The Quality of Darkness
Tamas ('darkness,' 'inertia') is the third of the three guṇas. It is the quality of heaviness, opacity, inertia, confusion, and delusion. When tamas predominates, a person experiences ignorance, torpor, carelessness, excessive sleep, inability to discriminate between the real and unreal, and deep attachment to comfort and routine.
Effects of Tamas
Tamasic food (stale, overprocessed, or intoxicating food) increases tamas. Tamasic associations (with the spiritually careless) deepen it. Tamasic activity is characterized by laziness, procrastination, and avoidance of both action and inquiry.
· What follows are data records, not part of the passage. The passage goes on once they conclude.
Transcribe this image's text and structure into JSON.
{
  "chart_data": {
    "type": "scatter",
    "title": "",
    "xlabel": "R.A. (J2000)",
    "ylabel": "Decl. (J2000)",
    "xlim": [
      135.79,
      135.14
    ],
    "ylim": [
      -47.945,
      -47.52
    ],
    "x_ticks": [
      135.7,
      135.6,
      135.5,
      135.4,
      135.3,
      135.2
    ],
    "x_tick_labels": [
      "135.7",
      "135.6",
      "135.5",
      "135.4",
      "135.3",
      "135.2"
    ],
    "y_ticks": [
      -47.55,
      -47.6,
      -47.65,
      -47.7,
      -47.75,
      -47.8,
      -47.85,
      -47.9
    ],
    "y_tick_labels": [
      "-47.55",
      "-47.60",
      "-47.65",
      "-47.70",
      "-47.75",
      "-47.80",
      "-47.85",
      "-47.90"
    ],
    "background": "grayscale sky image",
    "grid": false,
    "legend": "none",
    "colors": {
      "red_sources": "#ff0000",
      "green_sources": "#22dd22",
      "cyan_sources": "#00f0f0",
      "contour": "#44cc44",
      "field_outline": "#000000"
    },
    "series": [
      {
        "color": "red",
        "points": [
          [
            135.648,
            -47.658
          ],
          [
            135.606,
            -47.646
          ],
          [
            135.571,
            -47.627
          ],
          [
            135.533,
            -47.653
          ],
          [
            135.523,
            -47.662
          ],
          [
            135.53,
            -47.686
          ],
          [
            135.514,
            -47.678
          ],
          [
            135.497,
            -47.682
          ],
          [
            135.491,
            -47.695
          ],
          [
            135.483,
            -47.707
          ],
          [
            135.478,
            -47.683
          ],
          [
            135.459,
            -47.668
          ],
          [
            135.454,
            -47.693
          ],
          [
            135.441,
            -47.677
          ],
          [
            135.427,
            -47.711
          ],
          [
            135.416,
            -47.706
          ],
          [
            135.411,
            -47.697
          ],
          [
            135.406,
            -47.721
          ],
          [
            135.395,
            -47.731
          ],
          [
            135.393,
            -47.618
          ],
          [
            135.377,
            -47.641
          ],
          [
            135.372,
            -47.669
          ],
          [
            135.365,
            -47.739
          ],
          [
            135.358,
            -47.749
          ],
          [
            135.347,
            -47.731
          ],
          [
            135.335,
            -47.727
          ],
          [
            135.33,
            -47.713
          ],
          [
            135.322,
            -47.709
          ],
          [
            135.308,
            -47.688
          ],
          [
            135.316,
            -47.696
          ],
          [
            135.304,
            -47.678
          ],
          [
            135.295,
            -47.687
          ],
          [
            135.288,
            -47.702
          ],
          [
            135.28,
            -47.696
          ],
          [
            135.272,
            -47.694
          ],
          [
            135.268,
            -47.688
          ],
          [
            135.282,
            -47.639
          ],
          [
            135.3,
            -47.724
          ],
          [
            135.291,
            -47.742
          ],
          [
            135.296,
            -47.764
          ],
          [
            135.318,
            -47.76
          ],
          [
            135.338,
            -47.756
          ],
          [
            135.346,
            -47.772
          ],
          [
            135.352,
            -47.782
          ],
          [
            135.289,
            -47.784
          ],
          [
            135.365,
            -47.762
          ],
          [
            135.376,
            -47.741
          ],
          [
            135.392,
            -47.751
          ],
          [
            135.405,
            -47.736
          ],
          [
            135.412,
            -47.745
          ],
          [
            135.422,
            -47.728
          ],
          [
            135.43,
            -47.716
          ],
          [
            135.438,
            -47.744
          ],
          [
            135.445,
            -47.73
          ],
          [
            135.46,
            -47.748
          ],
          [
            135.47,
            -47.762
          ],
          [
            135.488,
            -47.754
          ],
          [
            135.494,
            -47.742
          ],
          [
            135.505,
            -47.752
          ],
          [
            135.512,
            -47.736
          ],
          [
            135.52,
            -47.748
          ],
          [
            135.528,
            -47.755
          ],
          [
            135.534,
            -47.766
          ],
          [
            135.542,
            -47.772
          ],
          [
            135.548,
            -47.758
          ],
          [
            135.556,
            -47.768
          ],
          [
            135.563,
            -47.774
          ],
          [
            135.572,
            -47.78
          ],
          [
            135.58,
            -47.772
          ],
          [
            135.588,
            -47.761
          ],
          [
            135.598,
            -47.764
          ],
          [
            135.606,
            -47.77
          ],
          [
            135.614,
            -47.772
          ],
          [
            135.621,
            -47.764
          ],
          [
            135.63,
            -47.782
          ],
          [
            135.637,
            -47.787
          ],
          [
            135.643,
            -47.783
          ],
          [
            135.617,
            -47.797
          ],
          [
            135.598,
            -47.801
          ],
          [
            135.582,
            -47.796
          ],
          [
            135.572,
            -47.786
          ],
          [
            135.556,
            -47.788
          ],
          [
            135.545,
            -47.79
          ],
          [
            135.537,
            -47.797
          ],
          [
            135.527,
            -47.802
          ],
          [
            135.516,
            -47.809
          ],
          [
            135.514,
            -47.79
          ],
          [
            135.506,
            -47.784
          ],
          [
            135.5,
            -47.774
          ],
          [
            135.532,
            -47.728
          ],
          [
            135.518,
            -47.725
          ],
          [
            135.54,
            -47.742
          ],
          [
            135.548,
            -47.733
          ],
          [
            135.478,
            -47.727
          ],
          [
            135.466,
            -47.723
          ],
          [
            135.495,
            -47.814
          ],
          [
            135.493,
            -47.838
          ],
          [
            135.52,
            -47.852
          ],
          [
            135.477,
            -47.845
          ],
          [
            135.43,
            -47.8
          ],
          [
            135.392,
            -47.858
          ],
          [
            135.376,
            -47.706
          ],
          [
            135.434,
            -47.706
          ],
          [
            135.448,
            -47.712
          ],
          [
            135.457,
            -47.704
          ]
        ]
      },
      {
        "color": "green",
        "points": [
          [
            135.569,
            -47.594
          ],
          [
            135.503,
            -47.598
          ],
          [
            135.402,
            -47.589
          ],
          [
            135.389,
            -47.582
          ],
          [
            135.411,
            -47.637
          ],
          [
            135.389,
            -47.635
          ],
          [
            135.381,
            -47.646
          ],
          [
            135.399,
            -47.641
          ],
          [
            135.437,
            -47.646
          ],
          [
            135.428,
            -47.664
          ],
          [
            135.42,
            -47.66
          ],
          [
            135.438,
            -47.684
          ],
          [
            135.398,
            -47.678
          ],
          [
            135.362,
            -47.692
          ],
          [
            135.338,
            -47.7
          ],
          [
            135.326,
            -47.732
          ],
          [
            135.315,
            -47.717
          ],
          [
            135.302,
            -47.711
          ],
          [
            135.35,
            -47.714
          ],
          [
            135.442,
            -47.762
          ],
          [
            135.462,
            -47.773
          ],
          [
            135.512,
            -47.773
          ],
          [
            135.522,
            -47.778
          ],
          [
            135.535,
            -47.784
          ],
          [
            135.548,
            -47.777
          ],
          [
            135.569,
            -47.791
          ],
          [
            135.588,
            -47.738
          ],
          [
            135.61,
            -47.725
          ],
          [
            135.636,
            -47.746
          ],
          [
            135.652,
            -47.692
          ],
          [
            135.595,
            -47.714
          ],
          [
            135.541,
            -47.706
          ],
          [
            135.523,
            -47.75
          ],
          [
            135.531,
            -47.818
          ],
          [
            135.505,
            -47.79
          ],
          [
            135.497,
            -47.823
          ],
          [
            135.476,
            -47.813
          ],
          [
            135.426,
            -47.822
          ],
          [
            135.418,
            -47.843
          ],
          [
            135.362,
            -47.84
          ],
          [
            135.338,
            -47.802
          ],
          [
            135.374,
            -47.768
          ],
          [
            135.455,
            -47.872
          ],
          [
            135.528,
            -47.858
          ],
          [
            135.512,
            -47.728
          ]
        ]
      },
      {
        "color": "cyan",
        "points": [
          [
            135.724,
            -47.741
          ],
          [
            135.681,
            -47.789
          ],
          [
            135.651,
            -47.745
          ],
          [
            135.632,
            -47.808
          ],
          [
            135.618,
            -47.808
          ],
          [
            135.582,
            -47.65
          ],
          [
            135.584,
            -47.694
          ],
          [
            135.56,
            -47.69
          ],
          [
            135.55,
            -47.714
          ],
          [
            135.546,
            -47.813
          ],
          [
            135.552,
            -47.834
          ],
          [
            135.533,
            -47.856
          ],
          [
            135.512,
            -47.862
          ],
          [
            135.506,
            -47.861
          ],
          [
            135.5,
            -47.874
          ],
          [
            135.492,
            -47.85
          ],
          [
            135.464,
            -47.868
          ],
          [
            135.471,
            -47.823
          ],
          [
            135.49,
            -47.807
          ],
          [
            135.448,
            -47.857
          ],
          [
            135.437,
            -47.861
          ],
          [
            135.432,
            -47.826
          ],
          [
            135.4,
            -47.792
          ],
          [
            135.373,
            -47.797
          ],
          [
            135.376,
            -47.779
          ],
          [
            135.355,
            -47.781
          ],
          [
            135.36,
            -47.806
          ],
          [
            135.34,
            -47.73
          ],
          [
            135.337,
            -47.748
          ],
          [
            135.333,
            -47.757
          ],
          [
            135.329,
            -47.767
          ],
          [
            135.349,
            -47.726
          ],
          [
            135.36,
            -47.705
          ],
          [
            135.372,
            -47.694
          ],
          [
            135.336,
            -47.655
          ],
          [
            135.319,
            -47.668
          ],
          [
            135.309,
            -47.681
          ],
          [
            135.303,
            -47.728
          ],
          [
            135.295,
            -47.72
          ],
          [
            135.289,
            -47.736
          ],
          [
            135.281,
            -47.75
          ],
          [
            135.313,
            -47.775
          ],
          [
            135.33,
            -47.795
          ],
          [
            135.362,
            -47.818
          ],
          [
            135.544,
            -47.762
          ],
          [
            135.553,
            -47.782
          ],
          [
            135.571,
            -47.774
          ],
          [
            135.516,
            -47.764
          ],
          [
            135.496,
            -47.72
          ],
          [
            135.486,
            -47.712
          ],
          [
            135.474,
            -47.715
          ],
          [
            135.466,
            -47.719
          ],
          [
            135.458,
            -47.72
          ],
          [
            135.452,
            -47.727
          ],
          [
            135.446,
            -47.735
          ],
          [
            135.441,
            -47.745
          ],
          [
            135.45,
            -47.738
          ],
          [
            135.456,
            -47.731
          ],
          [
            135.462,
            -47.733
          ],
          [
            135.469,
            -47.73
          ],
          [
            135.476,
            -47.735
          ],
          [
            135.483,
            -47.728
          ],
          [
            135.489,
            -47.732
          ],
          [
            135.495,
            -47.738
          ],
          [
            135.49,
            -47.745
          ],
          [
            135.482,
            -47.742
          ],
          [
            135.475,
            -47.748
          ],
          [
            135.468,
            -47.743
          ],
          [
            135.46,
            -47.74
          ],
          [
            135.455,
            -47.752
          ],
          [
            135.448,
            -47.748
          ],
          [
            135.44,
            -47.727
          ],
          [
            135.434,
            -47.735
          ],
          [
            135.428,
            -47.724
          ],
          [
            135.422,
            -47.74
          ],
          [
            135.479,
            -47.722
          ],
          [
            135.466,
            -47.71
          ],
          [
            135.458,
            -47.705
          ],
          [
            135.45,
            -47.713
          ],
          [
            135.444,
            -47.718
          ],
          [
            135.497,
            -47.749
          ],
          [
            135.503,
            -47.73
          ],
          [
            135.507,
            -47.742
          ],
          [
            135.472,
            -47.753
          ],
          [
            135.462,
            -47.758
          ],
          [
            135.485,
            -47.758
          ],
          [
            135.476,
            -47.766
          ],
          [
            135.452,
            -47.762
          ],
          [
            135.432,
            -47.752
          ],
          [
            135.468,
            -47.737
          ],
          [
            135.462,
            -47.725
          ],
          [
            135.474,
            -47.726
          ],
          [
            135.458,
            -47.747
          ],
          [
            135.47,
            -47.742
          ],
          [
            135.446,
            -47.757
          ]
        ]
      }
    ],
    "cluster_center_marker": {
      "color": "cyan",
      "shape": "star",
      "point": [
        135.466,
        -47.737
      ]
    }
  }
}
The Bhagavad Gītā (14.13) notes that when tamas is dominant, even the light of knowledge is obscured and one lives in delusion (moha), heedlessness (pramāda), and confusion (mūḍhatā).
Tamas and Avidyā
In Vishishtadvaita, tamas at the cosmological level is the state of Prakṛti in its undifferentiated (avyakta) form before creation — a kind of primordial opacity. At the individual level, tamas corresponds to deep avidyā — the fundamental ignorance about the self's nature and about Brahman. Reducing tamas is thus inseparable from the process of knowledge and devotion.
Overcoming Tamas
The remedy for tamas is a combination of sattva-increasing practices — company of devotees (satsaṅga), study of śāstra, regular worship (tiruvaradhana), and Divya Prabandham recitation — and rajas-transforming practices that introduce activity and inquiry where there was passivity and ignorance.